Pero no hay milpa sin cuitlacoches y en la última década el sustento histórico de nuestra identidad está en entredicho. Asia es impensable sin arroz y Europa inconcebible sin trigo, como Mesoamérica lo es sin maíz, pero aquí ya tenemos que importarlo. Con una producción anual promedio de 20 millones de toneladas, México todavía es autosuficiente en maíz blanco. Aunque, visto más de cerca, esto no es tan buena noticia, pues las cosechas que han crecido son los cultivos del noroeste, sobre todo de Sinaloa; siembras de riego, intensivas en agroquímicos y de altos rendimientos, que además acaparan los subsidios; en cambio la producción maicera en tierras de temporal y con menores rendimientos no ha dejado de disminuir. Así, el maíz devino en agronegocio empresarial mientras que la milpa campesina se estancaba y retrocedía. Además de que la autosuficiencia es sólo en maíz blanco, en cambio traemos de Estados Unidos en promedio 7 millones de toneladas anuales del amarillo, que es para uso industrial o forrajero. Pero cuando hay escasez y precios altos en el mercado mundial, el maíz blanco se exporta con subsidio, se da al ganado en sustitución del amarillo y se oculta con fines especulativos. De modo que siendo autosuficientes y aun excedentarios en el grano para consumo humano, para completar lo que se ocupa en las tortillas debemos comprar en el extranjero un maíz caro, amarillo y en parte transgénico. Si queremos comer, los mexicanos necesitamos importar más de 100 mil millones de pesos anuales en alimentos, entre ellos 25% del maíz que aquí se consume. ¿Cómo llegamos a esto? ¿Por qué, si antes nos dábamos abasto sobradamente, caímos en la dependencia? La respuesta es sencilla pero alarmante: porque desde los ochentas del pasado siglo el gobierno renunció voluntariamente a la soberanía alimentaria en nombre de las “ventajas comparativas”; un paradigma según el cual es mejor exportar mexicanos e importar comida que apoyar a los campesinos para que cultiven aquí nuestros alimentos. El resultado ha sido dependencia alimentaria y migración; es decir hambre y éxodo.
Racismo alimentario El maíz es identidad porque es sustento de los pobres, alimento básico de la mayoría del pueblo mexicano. En El nuevo cocinero mexicano, libro de recetas publicado en 1831, se define al maíz como “Planta (…) indígena del suelo Americano (…) que se ha cultivado con sumo provecho de la gente pobre, que en su fruto ha encontrado un alimento sano, sabroso al paladar y barato”. Sin embargo, después de la apología se afirma, también, que “este ramo de industria se ha descuidado enteramente con notable perjuicio de los pobres, que tendrían pan a menos precio, por ser siempre más barato el maíz que el trigo”. Por su parte, unos años antes, el científico y viajero Alejandro Humboldt escribía, refiriéndose a México: “El maíz debe considerarse como el alimento principal del pueblo, como lo es también de la mayor parte de los animales domésticos (…) El año en que falta la cosecha de maíz, es de hambre y miseria”.

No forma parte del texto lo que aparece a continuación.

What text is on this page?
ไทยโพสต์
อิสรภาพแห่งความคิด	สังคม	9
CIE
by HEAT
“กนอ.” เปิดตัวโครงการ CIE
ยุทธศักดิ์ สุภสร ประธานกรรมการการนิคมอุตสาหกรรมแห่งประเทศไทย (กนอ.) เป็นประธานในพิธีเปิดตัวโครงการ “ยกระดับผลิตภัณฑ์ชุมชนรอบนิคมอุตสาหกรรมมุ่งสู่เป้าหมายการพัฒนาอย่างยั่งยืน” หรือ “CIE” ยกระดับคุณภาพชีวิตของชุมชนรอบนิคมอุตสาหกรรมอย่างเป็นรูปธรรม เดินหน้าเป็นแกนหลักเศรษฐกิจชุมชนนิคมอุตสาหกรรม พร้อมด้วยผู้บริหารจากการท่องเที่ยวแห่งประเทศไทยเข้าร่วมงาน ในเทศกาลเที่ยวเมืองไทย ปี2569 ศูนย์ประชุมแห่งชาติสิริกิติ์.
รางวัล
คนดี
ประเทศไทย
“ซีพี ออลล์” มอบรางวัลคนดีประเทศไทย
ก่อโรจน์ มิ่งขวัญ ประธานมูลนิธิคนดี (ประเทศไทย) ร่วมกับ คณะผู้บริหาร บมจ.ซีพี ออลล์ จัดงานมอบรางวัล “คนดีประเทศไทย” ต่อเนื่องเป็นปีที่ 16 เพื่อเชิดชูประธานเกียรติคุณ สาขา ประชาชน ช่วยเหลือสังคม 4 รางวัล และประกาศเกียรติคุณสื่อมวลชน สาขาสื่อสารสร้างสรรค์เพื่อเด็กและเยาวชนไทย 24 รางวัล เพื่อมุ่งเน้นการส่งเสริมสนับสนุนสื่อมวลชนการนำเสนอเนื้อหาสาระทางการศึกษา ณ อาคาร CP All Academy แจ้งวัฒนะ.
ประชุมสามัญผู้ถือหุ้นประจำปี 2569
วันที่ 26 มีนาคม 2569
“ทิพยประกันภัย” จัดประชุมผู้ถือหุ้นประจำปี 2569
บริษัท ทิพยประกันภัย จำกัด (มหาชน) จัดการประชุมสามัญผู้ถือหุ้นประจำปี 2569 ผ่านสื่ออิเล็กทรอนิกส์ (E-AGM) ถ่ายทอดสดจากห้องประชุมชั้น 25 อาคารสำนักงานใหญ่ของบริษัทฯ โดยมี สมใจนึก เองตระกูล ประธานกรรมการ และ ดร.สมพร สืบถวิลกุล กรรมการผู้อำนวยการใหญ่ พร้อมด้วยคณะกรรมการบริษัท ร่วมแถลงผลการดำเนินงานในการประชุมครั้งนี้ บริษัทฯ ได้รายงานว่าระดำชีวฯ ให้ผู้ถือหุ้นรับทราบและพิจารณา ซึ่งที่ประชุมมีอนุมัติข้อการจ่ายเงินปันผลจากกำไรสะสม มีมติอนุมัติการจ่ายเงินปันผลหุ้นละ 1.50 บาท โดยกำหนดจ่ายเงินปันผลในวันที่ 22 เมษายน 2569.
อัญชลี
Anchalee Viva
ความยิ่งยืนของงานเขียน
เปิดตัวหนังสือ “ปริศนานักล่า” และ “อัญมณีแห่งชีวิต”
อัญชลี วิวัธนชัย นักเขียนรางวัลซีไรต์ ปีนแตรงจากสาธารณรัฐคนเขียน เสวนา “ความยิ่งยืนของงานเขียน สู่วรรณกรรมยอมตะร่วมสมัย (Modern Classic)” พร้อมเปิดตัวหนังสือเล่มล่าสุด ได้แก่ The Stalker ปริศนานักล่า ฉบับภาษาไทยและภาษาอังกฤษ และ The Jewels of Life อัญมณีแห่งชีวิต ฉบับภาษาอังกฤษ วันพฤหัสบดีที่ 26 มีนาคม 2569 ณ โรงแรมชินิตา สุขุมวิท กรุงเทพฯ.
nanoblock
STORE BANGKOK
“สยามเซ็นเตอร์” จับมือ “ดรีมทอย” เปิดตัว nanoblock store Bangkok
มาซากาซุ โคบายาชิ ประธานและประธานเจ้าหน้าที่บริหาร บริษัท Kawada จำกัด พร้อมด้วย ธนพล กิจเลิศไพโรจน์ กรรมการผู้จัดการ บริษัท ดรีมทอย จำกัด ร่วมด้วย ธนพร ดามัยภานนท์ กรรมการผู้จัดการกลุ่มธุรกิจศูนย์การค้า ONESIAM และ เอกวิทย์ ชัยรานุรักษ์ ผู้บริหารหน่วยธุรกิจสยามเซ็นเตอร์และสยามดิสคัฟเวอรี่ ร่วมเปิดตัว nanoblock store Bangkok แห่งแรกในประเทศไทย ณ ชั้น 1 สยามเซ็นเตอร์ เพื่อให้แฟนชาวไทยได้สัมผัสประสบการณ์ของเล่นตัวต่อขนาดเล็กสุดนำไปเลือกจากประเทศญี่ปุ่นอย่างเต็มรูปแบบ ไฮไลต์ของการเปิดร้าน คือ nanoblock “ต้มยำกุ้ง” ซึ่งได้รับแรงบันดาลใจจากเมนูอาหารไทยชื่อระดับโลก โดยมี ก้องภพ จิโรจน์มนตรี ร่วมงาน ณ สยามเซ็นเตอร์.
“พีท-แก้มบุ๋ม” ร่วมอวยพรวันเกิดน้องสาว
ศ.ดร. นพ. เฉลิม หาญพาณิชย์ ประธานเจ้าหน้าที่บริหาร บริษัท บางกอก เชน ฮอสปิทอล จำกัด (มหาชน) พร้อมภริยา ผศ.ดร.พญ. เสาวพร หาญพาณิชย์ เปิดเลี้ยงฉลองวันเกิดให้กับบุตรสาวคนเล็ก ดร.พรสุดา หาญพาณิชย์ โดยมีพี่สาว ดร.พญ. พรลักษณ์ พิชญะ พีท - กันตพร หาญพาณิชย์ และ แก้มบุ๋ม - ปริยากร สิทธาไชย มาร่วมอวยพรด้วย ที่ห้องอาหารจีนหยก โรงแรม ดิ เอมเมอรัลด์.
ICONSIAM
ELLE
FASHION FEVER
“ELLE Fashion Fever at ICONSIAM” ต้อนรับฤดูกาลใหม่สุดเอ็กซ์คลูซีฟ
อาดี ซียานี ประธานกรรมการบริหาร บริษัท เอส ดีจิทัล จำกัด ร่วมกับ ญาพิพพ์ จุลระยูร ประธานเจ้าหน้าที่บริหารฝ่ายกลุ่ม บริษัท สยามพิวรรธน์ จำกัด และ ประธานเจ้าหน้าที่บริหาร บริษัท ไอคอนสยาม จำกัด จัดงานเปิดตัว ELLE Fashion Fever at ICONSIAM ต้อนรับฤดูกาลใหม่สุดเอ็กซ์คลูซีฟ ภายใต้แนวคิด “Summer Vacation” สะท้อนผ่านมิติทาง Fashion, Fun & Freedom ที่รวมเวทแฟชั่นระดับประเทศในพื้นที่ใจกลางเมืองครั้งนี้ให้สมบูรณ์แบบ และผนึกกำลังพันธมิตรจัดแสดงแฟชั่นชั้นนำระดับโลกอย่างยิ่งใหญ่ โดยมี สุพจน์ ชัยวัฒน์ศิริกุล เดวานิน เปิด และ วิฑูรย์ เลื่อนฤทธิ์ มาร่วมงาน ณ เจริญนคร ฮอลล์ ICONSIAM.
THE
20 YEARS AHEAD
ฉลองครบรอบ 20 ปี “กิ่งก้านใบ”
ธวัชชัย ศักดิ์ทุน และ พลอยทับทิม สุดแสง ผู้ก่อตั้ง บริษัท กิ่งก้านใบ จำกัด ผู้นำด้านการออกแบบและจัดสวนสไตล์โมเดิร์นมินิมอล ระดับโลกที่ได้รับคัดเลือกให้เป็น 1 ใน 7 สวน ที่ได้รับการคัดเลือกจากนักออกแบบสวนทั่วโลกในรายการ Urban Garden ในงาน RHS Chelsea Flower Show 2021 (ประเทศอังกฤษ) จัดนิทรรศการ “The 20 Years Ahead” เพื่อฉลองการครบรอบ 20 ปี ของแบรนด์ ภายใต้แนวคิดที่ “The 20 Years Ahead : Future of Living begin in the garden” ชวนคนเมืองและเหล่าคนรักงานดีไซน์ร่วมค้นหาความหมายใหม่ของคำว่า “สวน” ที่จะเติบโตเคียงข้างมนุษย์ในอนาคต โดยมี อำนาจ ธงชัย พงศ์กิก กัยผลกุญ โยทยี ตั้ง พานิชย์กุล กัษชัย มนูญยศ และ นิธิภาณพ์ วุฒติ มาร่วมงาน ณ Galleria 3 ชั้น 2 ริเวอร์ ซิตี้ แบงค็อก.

¿Por qué, entonces, si fue y es tan importante, el maicero ha sido un ramo enteramente descuidado, como ya en 1831 reconocían los autores de El nuevo cocinero mexicano? Las razones son muchas, pero una de ellas —y no poco relevante— es que el maíz es el alimento de las mayorías, de los pobres, de los herederos de las culturas mesoamericanas originarias. El maíz preparado en sus formas tradicionales es lo que comen los indios, lo que comen los campesinos, lo que come la chusma, el peladaje. Y los criollos y sus herederos, que desprecian a la indiada, desprecian también el grano que la alimenta. Entonces, el maíz ha sido relegado por consideraciones racistas. El desprecio racial a los pueblos originarios ha sido una constante de la derecha mexicana, tanto la criolla como después la afrancesada y hoy la agringada. Desprecio que se complementa con la subestimación de las lenguas, culturas y alimentos vernáculos. Pero además de discriminatoria, la derecha es socialmente insensible y le tiene sin cuidado el hambre del pueblo —salvo cuando éste se alborota— de modo que ni por razones culturales ni por razones sociales le preocupa mayormente la falta de maíz. Un inmejorable ejemplo del racismo alimentario de la derecha lo encontramos en Francisco Bulnes. Hostil a Benito Juárez, favorable a Porfirio Díaz y enemigo de la revolución de 1910, Bulnes renegaba también de quienes defendían los derechos indios, con argumentos idénticos a los de derechistas de hoy, como Enrique Krauze. “Los yaqui eran bárbaros y pretendían ser nación, como un francés de la nación francesa —escribía nuestro ultramontano en la inmediata posrevolución. En México 35% de la población es de indios aborígenes (…) y según la doctrina de los defensores de los yaqui, los mestizos, criollos y extranjeros propietarios (…) deben restituir a los aborígenes todo lo que los españoles les quitaron (…) El zapatismo ha sido una consecuencia lógica del yaquismo (…) Ningún mexicano debió haber aceptado la existencia de una nación yaqui o de cualquier otra clase dentro de la nación mexicana”.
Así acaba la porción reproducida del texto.